Chief Investigator: Professor Michael Henderson, The University of Sydney
The incidence of melanoma is rising. A wide excision margin is used to reduce local recurrence however more evidence is needed to know what is safe for patients with primary cutaneous melanoma >1mm in thickness. This trial will compare 1cm and 2cm wide excision margins to see if it is safe and feasible to reduce the width of excision margins, which may influence patients’ quality of life and reduce costs without impacting on recurrence or overall survival.

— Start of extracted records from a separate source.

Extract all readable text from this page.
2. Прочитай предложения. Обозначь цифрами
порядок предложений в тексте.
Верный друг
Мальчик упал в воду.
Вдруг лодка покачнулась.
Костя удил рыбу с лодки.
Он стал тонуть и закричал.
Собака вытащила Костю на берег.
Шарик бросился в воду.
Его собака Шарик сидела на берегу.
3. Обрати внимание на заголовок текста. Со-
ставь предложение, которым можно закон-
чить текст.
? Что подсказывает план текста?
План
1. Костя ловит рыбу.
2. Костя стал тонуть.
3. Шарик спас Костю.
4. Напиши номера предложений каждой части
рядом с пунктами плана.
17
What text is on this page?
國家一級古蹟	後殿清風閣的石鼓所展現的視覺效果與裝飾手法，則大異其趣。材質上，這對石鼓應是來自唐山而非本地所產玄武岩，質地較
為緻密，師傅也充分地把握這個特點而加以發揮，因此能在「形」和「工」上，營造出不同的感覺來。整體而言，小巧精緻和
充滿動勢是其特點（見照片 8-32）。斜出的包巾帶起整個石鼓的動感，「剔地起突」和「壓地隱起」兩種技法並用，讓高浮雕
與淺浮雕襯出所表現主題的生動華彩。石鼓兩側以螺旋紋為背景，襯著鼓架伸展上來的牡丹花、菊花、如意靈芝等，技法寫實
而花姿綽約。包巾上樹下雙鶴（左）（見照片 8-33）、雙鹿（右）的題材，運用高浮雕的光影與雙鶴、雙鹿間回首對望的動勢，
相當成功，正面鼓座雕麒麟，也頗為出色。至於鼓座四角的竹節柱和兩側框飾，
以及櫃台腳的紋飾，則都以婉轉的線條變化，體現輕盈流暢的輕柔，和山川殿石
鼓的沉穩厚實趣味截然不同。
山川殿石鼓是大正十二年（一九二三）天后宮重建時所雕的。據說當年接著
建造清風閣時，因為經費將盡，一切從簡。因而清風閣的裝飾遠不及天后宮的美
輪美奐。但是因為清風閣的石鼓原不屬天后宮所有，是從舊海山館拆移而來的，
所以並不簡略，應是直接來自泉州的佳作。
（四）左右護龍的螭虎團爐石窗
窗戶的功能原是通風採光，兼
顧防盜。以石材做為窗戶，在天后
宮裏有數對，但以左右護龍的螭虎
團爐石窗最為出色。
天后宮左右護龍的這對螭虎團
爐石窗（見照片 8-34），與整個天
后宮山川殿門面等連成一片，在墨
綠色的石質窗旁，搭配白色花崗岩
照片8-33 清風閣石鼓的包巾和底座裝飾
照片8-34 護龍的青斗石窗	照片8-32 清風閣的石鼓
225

Research into preventing cancer cell growth
Chief Investigator: Dr Hilda Pickett, Children’s Medical Research Institute
Telomeres are protective structures at the ends of chromosomes. Activation of a telomere maintenance mechanism is a requirement of all cancer cells. We will investigate structural changes that influence how telomeres are packaged, and how these changes enable telomere length maintenance. Ultimately, the researchers aim to identify specific structural alterations that can be manipulated to prevent cancer cell growth.
Every time normal cells multiply, their chromosome ends (called telomeres) shorten slightly. Imagine a fuse – every time the cells divide, the fuse gets shorter and shorter until eventually it’s so short that the cells stop growing. This means that cells can only divide a certain number of times. Cancer cells, by definition, never stop growing (indeed, there are cancer cells from the 1950’s that are still happily growing in labs). Cancer cells overcome the limit to the number of times they can divide by finding ways to prevent telomere shortening – effectively lengthening their own fuse.
What they’re actually doing:
This research group is working on understanding how ALT works. They are doing this by using a number of chemical compounds as probes to help understand what is happening when the cells lengthen their own fuse. This is the vital first step in creating drugs that target ALT. These drugs could then be used against the 15% of cancers that use ALT to survive. As some of the tumour types that depend on ALT are currently very difficult to treat, and the outcome for patients who have these cancers is very poor, this will one day make a huge difference to a large numbers of cancer patients and their families.
A novel approach to treatment for asbestos-related cancers
Chief Investigator: Dr Glen Reid, Asbestos Diseases Research Institute
Malignant mesothelioma is a cancer with poor prognosis related to asbestos exposure. Mesothelioma patients have poor survival rates, and there is no effective treatment. This project builds on the observation that an entire family of gene regulators – so-called microRNAs – is lost in mesothelioma. Replacing them inhibits mesothelioma cell growth and increases sensitivity to chemotherapy. The aim of this project is to develop a microRNA-based drug as a new treatment option for mesothelioma.
Studying the relationship between genetics and cancer cell behaviour
Chief Investigator: Professor John Mattick AO FFA, Garvan Institute of Medical Research
Cancer is a complex disease characterized by aberrant gene expression and genome instability. Once classified as “junk” DNA, it is now established that most of our genome encodes a class of molecules called noncoding RNAs. Noncoding RNAs, which are perturbed in cancer, coordinate the expression of other genes by controlling their accessibility in the cell. This project will discover how these RNAs function by studying their structure-function relationship in higher-order genome organisation.